Mendengar itu, Noah langsung mengepalkan kedua tangannya menahan amarah yang kini kembali menggerogotinya.
"Tidak. Kau tidak bisa melakukan ini padaku!" Teriaknya marah.
"Pelankan suaramu. Mereka memperhatikan kita!" Bisik Marsha setengah menggeram.
"Persetan dengan mereka! Aku tidak peduli. Jika kau ingin semuanya benar-benar berakhir, datanglah ke A'Lisy Club malam nanti. Ketika kau datang semuanya akan berakhir." Katanya dengan mata yang sudah berkaca-kaca.
Marsha menatap Noah prihatin. Tidak tega jika pria itu terlihat begitu lemah saat ini. Pria yang pernah singgah dihatinya, pria yang selalu ada ketika ia di terjang masalah dan pria yang selalu mengakuinya ketika dunia tidak menginginkannya. Noah terlalu baik kepadanya, sangat. Tapi karena suatu masalah kala itu, Marsha terpaksa meninggalkan Noah. Ia tidak ingin melakukannya, tapi dirinya memang harus. Sama ketika ia harus melakukan pelarian 5 bulan yang lalu. Tapi kasusnya berbeda.
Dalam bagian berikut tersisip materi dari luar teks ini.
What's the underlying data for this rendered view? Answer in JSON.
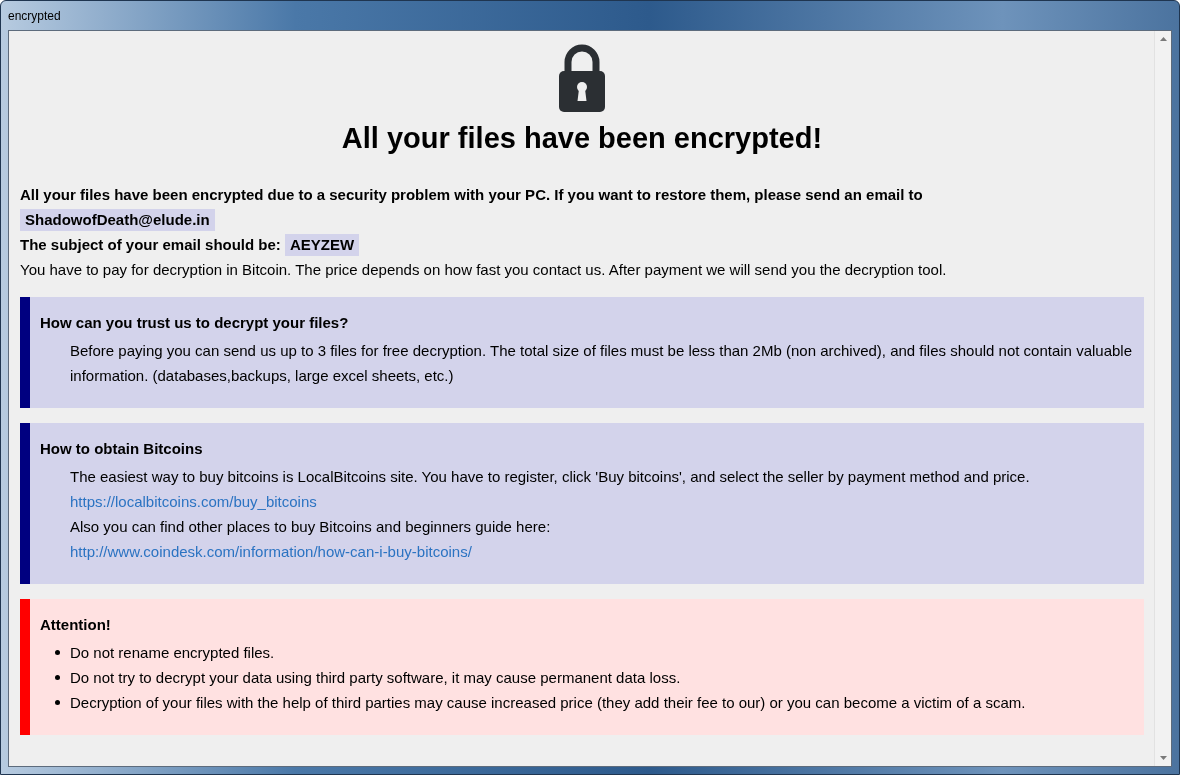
{
  "window": {
    "title": "encrypted"
  },
  "header": {
    "title": "All your files have been encrypted!"
  },
  "intro": {
    "text": "All your files have been encrypted due to a security problem with your PC. If you want to restore them, please send an email to",
    "email": "ShadowofDeath@elude.in",
    "subject_label": "The subject of your email should be:",
    "subject_code": "AEYZEW",
    "payment_note": "You have to pay for decryption in Bitcoin. The price depends on how fast you contact us. After payment we will send you the decryption tool."
  },
  "sections": [
    {
      "kind": "info",
      "heading": "How can you trust us to decrypt your files?",
      "lines": [
        {
          "kind": "text",
          "text": "Before paying you can send us up to 3 files for free decryption. The total size of files must be less than 2Mb (non archived), and files should not contain valuable information. (databases,backups, large excel sheets, etc.)"
        }
      ]
    },
    {
      "kind": "info",
      "heading": "How to obtain Bitcoins",
      "lines": [
        {
          "kind": "text",
          "text": "The easiest way to buy bitcoins is LocalBitcoins site. You have to register, click 'Buy bitcoins', and select the seller by payment method and price."
        },
        {
          "kind": "link",
          "text": "https://localbitcoins.com/buy_bitcoins"
        },
        {
          "kind": "text",
          "text": "Also you can find other places to buy Bitcoins and beginners guide here:"
        },
        {
          "kind": "link",
          "text": "http://www.coindesk.com/information/how-can-i-buy-bitcoins/"
        }
      ]
    },
    {
      "kind": "warning",
      "heading": "Attention!",
      "lines": [
        {
          "kind": "bullet",
          "text": "Do not rename encrypted files."
        },
        {
          "kind": "bullet",
          "text": "Do not try to decrypt your data using third party software, it may cause permanent data loss."
        },
        {
          "kind": "bullet",
          "text": "Decryption of your files with the help of third parties may cause increased price (they add their fee to our) or you can become a victim of a scam."
        }
      ]
    }
  ]
}
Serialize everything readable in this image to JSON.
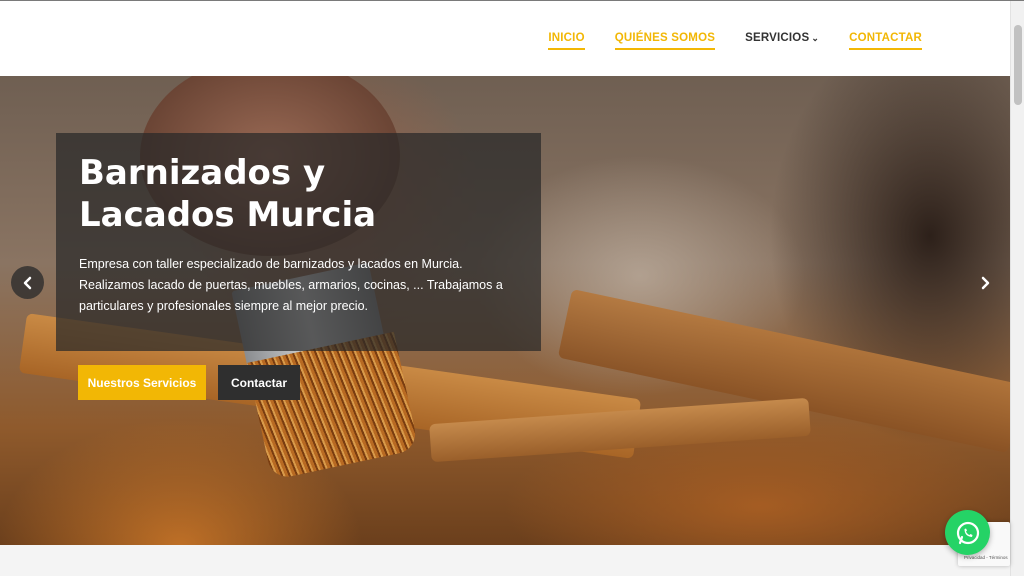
{
  "nav": {
    "items": [
      {
        "label": "INICIO",
        "active": true
      },
      {
        "label": "QUIÉNES SOMOS",
        "active": true
      },
      {
        "label": "SERVICIOS",
        "active": false,
        "dropdown": true
      },
      {
        "label": "CONTACTAR",
        "active": true
      }
    ]
  },
  "hero": {
    "title_line1": "Barnizados y",
    "title_line2": "Lacados Murcia",
    "text": "Empresa con taller especializado de barnizados y lacados en Murcia. Realizamos lacado de puertas, muebles, armarios, cocinas, ... Trabajamos a particulares y profesionales siempre al mejor precio.",
    "primary_button": "Nuestros Servicios",
    "secondary_button": "Contactar"
  },
  "recaptcha": {
    "text": "Privacidad - Términos"
  },
  "icons": {
    "prev": "chevron-left-icon",
    "next": "chevron-right-icon",
    "whatsapp": "whatsapp-icon",
    "dropdown": "chevron-down-icon"
  },
  "colors": {
    "accent": "#f2b705",
    "dark_button": "#2f2f2f",
    "whatsapp": "#25d366"
  }
}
Hanya Marsha, Hans dan Tuhanlah yang mengetahuinya.
"Aku berjanji, Marsha." Lirih Noah membuat Marsha tidak tega untuk menolak.
"Baiklah, kali ini saja." Katanya menyetujui.
Noah tersenyum tulus mendengar Marsha menyetujui permintaannya. "I'll pick you up at eight in the evening." Katanya sembari mengacak rambut Marsha dengan gemas. Marsha pun membalasnya hanya dengan anggukan kepala. Kemudian berlalu pergi tanpa berpamitan.
"Kau harus menjadi milikku Marsha. Apa pun itu caranya, kau hanya boleh dimiliki olehku." Gumam Noah dengan senyuman evilnya.